Let us start with the denominator:

$\cos^6{75^\circ} + \sin^6{75^o} + 4\sin^2{75^o}\cos^2{75^o}$

$= (\cos^2{75^o} + \sin^2{75^o}) (\cos^4{75^o} + \sin^4{75^o}) - \sin^2{75^o}\cos^4{75^o} - \sin^4{75^o}\cos^2{75^o} + 4\sin^2{75^o}\cos^2{75^o}$

$= (1) (\cos^4{75^o} + \sin^4{75^o}) - \sin^2{75^o}\cos^2{75^o} ( \sin^2{75^o} + \cos^2{75^o}) + 4\sin^2{75^o}\cos^2{75^o}$

$= \cos^4{75^o} + \sin^4{75^o} - \sin^2{75^o}\cos^2{75^o} (1) + 4\sin^2{75^o}\cos^2{75^o}$

$= \cos^4{75^o} + \sin^4{75^o} + 3\sin^2{75^o}\cos^2{75^o} = \text{numerator}$

Therefore,

$\dfrac {\cos^4{75^o} + \sin^4{75^o} + 3\sin^2{75^o}\cos^2{75^o} } {\cos^6{75^o} + \sin^6{75^o} + 4\sin^2{75^o}\cos^2{75^o}}$

$= \dfrac {\cos^4{75^o} + \sin^4{75^o} + 3\sin^2{75^o} \cos^2{75^o} } {\cos^4{75^o} + \sin^4{75^o} + 3 \sin^2{75^o} \cos^2{75^o}} = \boxed{1}$

That was simple the numerator and denominator simplifies to the same expression by basic algebra.... I mean there is no need of product to sum formula just take the numerator as 1+sin^2 (75) cos^2 (75) by $(a+b)^2$ Similarly for denominator use $(a+b)^3$ formula where a and b are sin^2 (75) and cos ^2 (75)...sorry I am working on phone so I found formatting complicated....

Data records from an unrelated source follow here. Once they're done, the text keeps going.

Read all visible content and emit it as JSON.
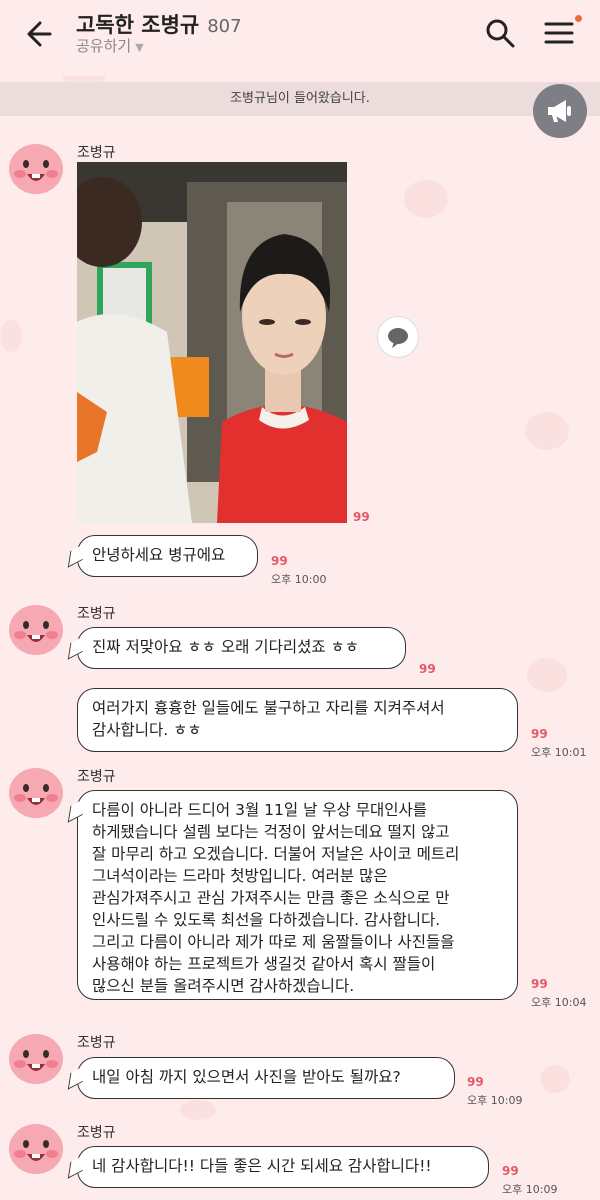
{
  "header": {
    "title": "고독한 조병규",
    "member_count": "807",
    "share_label": "공유하기"
  },
  "notice": {
    "text": "조병규님이 들어왔습니다."
  },
  "messages": {
    "m1": {
      "sender": "조병규",
      "unread_photo": "99",
      "text": "안녕하세요 병규에요",
      "unread": "99",
      "time": "오후 10:00"
    },
    "m2": {
      "sender": "조병규",
      "text1": "진짜 저맞아요 ㅎㅎ 오래 기다리셨죠 ㅎㅎ",
      "unread1": "99",
      "text2_l1": "여러가지 흉흉한 일들에도 불구하고 자리를 지켜주셔서",
      "text2_l2": "감사합니다. ㅎㅎ",
      "unread2": "99",
      "time": "오후 10:01"
    },
    "m3": {
      "sender": "조병규",
      "lines": [
        "다름이 아니라 드디어 3월 11일 날 우상 무대인사를",
        "하게됐습니다 설렘 보다는 걱정이 앞서는데요 떨지 않고",
        "잘 마무리 하고 오겠습니다. 더불어 저날은 사이코 메트리",
        "그녀석이라는 드라마 첫방입니다. 여러분 많은",
        "관심가져주시고 관심 가져주시는 만큼 좋은 소식으로 만",
        "인사드릴 수 있도록 최선을 다하겠습니다. 감사합니다.",
        "그리고 다름이 아니라 제가 따로 제 움짤들이나 사진들을",
        "사용해야 하는 프로젝트가 생길것 같아서 혹시 짤들이",
        "많으신 분들 올려주시면 감사하겠습니다."
      ],
      "unread": "99",
      "time": "오후 10:04"
    },
    "m4": {
      "sender": "조병규",
      "text": "내일 아침 까지 있으면서 사진을 받아도 될까요?",
      "unread": "99",
      "time": "오후 10:09"
    },
    "m5": {
      "sender": "조병규",
      "text": "네 감사합니다!! 다들 좋은 시간 되세요 감사합니다!!",
      "unread": "99",
      "time": "오후 10:09"
    }
  }
}
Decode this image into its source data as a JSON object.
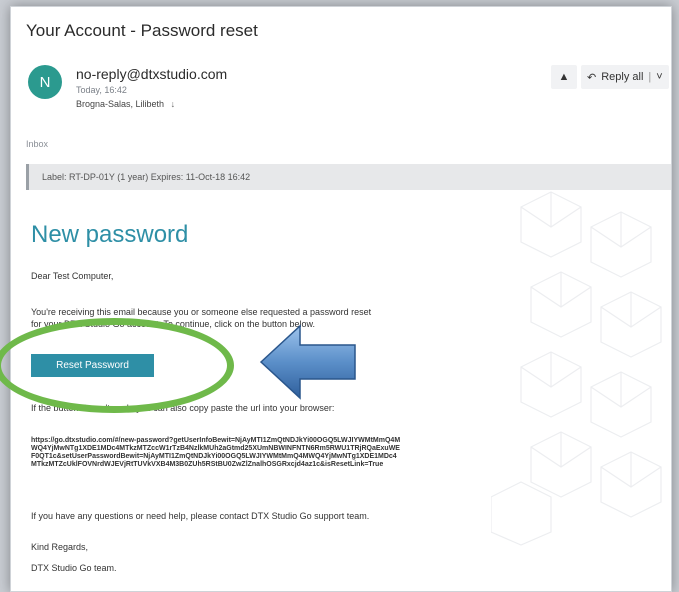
{
  "email": {
    "subject": "Your Account - Password reset",
    "avatar_initial": "N",
    "from": "no-reply@dtxstudio.com",
    "time": "Today, 16:42",
    "to": "Brogna-Salas, Lilibeth",
    "folder": "Inbox",
    "label": "Label: RT-DP-01Y (1 year) Expires: 11-Oct-18 16:42"
  },
  "toolbar": {
    "reply_all_label": "Reply all"
  },
  "body": {
    "heading": "New password",
    "greeting": "Dear Test Computer,",
    "intro_line1": "You're receiving this email because you or someone else requested a password reset",
    "intro_line2": "for your DTX Studio Go account. To continue, click on the button below.",
    "button_label": "Reset Password",
    "fallback_text": "If the button doesn't work, you can also copy paste the url into your browser:",
    "url": "https://go.dtxstudio.com/#/new-password?getUserInfoBewit=NjAyMTI1ZmQtNDJkYi00OGQ5LWJIYWMtMmQ4MWQ4YjMwNTg1XDE1MDc4MTkzMTZccW1rTzB4NzlkMUh2aGtmd25XUmNBWINFNTN6Rm5RWU1TRjRQaExuWEF0QT1c&setUserPasswordBewit=NjAyMTI1ZmQtNDJkYi00OGQ5LWJIYWMtMmQ4MWQ4YjMwNTg1XDE1MDc4MTkzMTZcUklFOVNrdWJEVjRtTUVkVXB4M3B0ZUh5RStBU0ZwZlZnalhOSGRxcjd4az1c&isResetLink=True",
    "help_text": "If you have any questions or need help, please contact DTX Studio Go support team.",
    "regards": "Kind Regards,",
    "signature": "DTX Studio Go team."
  },
  "colors": {
    "accent": "#2e8fa6",
    "avatar": "#2b9a8f",
    "annotation_ring": "#6fb94a",
    "annotation_arrow": "#5b8fc9"
  }
}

Let $a = \cos^2 75^{\circ}$ and $b = \sin^2 75^{\circ}$ . Then the expression is of the form $\frac{a^2 + b^2 + 3ab}{a^3 + b^3 + 4ab}.$ Applying the sum of cubes factorization to the first two terms in the denominator, we have $\frac{a^2 + b^2 + 3ab}{(a + b)(a^2 - ab + b^2) + 4ab}.$ But since $\sin^2 x + \cos^2 x= 1$ for any $x$ , the $(a + b)$ factor disappears, and we find $\frac{a^2 + b^2 + 3ab}{a^2 + b^2 - ab + 4ab} = 1.$

using calculator ^^

Using algebra identity Cos^2 75 = a Sin^2 75 = b.... (a+b)^2 = a^2 + b^2 + 2ab ....... Then, cos^4 75 + sin^4 75 + 2 cos^2 75 sin^2 75 + cos^2 75 sin^2 75 = (sin^2 75 + cos^2 75)^2 + cos^2 75 sin^2 75...... The denominator...... (a+b)^3 = a^3 + b^3 + 3 ab (a+b)...... Cos^6 75 + sin^6 75 + 3 cos^2 75 sin^2 75 (sin^2 75 + cos^2 75)....... Soo, the dominator would be (cos^2 75 + sin^2 75)^3 + cos^2 75 sin^2 75...... Then, (sin^2 75 + cos^2 75)= 1...... Soo, 1 + sin^2 75 cos^2 75/1 + sin^2 75 cos^2 75 = 1...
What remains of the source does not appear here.